E toda ação positiva nesse cenário vai impactar diretamente no ODS 14, que foca na conservação e uso sustentável do oceano e dos recursos marinhos. Numa indissociável conexão, o cumprimento das metas do ODS 6 são vitais para que as do ODS 14 também sejam alcançadas. Até 2025, deseja-se “prevenir e reduzir significativamente a poluição marinha de todos os tipos, especialmente a advinda de atividades terrestres, incluindo detritos marinhos e a poluição por nutrientes” – oriundas, essencialmente, das ações antrópicas. 

E a tradição?

Novamente, volta à cena o cotidiano da Escola do Mar. Com um currículo amplo, baseado no letramento oceânico, com as infinitas possibilidades da economia azul, tem como objetivo também valorizar e resguardar a sabedoria ancestral, entre elas a pesca artesanal, que faz parte do cerne da cultura bombinense. Assim, descendentes de tradicionais famílias de pescadores se conectam à riqueza material e imaterial da arte da pesca, ampliam a concepção da importância da conservação e do cuidado de seu território para que outra meta da Agenda 2030 para o desenvolvimento sustentável, mantenha-se real na Costa Esmeralda: “o acesso dos pescadores artesanais de pequena escala aos recursos marinhos e mercados”.

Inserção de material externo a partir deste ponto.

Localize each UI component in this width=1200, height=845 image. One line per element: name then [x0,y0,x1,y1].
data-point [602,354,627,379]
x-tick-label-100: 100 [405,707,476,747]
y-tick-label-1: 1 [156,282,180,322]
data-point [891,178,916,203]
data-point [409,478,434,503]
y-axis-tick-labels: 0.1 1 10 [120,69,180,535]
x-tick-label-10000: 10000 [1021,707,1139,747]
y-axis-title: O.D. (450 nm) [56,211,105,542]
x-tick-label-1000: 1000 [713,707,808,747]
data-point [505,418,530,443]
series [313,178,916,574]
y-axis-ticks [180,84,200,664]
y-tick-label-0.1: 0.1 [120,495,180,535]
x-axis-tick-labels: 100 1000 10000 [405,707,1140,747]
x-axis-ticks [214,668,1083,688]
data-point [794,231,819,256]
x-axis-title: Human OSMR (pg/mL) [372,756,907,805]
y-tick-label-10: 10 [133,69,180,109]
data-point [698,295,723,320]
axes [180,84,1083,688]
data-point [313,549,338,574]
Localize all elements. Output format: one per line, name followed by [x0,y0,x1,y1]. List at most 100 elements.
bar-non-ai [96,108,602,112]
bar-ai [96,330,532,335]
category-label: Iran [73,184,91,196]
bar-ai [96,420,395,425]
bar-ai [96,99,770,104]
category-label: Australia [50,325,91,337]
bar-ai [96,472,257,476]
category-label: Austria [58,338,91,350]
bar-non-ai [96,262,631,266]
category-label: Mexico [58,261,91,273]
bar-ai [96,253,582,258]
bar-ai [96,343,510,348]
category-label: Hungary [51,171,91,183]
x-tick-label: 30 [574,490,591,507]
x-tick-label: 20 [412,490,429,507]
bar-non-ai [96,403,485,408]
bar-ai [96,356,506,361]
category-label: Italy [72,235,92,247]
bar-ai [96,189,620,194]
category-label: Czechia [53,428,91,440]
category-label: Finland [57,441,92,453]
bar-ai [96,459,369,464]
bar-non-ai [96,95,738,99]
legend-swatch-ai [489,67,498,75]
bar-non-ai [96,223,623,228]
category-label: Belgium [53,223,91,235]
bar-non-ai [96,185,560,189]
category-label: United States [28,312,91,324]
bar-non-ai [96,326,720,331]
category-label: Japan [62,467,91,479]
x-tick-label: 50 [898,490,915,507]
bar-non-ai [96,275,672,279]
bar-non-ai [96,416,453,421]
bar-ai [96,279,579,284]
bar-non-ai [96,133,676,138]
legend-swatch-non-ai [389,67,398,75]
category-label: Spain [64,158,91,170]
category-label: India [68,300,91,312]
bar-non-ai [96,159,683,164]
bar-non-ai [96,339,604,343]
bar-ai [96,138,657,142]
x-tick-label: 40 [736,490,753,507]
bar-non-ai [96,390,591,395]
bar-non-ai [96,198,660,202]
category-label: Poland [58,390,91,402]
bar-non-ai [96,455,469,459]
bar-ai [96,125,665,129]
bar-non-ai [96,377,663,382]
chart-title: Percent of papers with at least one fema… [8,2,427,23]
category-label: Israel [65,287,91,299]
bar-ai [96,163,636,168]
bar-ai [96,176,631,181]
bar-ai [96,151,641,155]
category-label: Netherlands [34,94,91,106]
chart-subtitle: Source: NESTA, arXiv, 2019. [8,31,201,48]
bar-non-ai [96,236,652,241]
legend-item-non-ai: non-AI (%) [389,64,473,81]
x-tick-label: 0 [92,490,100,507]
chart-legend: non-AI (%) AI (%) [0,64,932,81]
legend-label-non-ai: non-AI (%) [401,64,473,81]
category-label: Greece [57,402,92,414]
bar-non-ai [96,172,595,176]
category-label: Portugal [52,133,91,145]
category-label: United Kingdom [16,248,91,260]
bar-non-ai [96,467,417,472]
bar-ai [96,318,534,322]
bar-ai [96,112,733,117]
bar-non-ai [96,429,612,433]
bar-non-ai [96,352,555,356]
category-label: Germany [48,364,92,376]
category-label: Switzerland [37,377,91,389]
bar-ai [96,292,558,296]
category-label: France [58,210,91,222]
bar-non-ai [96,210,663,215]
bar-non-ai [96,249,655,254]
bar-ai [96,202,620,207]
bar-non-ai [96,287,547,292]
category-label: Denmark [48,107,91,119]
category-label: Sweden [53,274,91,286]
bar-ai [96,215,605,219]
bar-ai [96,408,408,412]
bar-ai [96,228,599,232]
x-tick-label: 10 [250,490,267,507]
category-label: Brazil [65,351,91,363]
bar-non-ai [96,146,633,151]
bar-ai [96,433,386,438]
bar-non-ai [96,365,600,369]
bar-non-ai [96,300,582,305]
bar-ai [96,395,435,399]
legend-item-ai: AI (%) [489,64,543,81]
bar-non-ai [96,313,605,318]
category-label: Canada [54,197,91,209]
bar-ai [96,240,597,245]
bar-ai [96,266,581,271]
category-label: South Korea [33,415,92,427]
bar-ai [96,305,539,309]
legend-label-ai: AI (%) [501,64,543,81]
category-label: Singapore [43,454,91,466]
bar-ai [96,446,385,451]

Silvana Leone – coordenadora do Programa Escola do Mar

Silvana Leone – coordenadora do Programa Escola do MarE é a própria professora Silvana Leone, já surpreendida pela esperta Maria Valentina, uma das principais promotoras do resgate e pertencimento em relação à cultura e às tradições, que explica: “buscamos conscientizar os alunos da Escola do Mar de que temos que dar oportunidade à vida, e o princípio determinante para isso é a manutenção da possibilidade de o meio ambiente continuar sendo protagonista”.

Completando o raciocínio iniciado pela professora Silvana, o aluno Noah Parmeggiani de Castilhos, de 11 anos, vai além: “se não tratarmos o esgoto, ele vai para a terra, contamina e adoece as pessoas e o meio ambiente”. 

Ou seja, vem da sabedoria inata dos mais novos e da compreensão diferenciada deles, o caminho para que Bombinhas mantenha seus atrativos, sua identidade e seu status diferenciado.

Assim, pode-se afirmar aos alunos do Programa Escola do Mar, em especial aos espertos Maria Valentina e Noah, que, com os esforços coletivos, integrando poder público, iniciativa privada e esse protagonismo juvenil que tem feito diferença – e se tornado referência –, que num futuro não muito distante a sua indagação e a sua assertividade tornem-se um vislumbre de que todas as praias de Bombinhas – que tem 60% do seu território inserido em uma APA (área de Preservação Ambiental) –,  estejam ostentando muito mais do que uma certificação ambiental, quem sabe, exemplos a serem seguidos por todo o planeta. E vocês, da nova geração, tornem-se os verdadeiros guardiões de toda a vida gerada a partir das águas – sejam elas doces ou salgadas.